The end of the communication corresponds to a STOP bit. It is a low-to-high transition of SDA with SCL high. As Start and Stop bit occur when SCL high, all other transition of SDA take place with SCL low.

Now we understood how I2C works, we read the data in the datasheet of the VEML6030 to know the values to write in our program.

First, reading the schematic of the VEML6030, we can see an address pin allows configuring the address value. On our board, this pin is grounded, that means the address of the device is 0x10.

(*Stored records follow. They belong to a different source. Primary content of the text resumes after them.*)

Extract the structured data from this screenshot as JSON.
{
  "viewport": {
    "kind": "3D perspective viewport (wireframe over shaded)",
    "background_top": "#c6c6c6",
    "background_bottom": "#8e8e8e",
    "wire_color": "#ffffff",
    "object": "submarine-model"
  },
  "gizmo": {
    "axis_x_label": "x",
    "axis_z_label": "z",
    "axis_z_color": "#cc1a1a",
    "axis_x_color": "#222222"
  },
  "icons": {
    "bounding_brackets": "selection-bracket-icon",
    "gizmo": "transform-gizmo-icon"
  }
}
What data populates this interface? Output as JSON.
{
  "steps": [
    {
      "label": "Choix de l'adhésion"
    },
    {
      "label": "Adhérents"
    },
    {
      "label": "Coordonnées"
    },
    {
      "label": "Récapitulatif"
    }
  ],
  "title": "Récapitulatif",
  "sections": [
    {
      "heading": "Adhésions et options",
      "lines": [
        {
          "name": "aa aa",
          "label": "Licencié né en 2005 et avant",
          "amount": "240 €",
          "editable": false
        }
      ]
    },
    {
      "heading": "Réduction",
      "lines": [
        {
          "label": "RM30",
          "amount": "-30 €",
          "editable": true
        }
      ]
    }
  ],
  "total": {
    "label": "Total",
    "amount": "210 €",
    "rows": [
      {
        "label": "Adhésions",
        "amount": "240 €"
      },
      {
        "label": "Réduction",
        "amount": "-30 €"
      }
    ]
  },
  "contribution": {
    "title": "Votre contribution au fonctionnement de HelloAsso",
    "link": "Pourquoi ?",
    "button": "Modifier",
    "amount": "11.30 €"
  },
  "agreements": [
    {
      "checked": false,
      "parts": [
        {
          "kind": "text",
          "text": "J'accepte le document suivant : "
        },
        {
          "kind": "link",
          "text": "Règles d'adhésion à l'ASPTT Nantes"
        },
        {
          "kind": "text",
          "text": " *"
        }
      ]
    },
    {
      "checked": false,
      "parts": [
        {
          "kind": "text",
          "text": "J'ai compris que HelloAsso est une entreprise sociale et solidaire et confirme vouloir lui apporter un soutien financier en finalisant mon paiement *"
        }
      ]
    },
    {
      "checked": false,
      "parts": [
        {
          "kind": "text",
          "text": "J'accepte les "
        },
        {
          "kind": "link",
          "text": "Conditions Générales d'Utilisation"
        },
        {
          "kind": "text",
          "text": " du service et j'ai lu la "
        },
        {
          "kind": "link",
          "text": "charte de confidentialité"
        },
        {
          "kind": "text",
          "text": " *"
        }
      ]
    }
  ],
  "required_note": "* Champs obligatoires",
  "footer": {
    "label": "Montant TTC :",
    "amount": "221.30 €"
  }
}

The datasheet explains the I2C interface and how to send commands. When we need to write to the device, we need to send the address, the command code. In the VEML6030, all the registers are 16 bits and the LSB must be first. So, we want to configure the VEML6030 with a gain of one quarter, integration time of 100ms and we need to power on the ambient light sensor, the LSB is equal to 0x00 and the MSB is equal to 0x18. In our program we defined the micros, include the wire library, in the setup, Wire.begin() is called, then in the loop function, we begin a transmission with the address of the VEML6030, the register command (0x00 in the present case) we send the LSB and MSB and finally and endTransmission. To have deeper explanation of these commands, you can go on Arduino web site where libraries are explained. 

Similar way to read the data. we begin a transmission, send the register value where we want to read the data, requestFrom function with the address and 2 bytes to read and finally we read the data.

We convert the lux level in an integer and we finally decide which music to play depending on the lux value.

If below 20, we play a music to sleep. Between 20 and 50 lux, a music to relax, between 50 and 800, a music for an active life, and above 800, we image you are outside for a party and ready for techno music.

You are now ready to create your own app with any kind of sensors and customize your music player.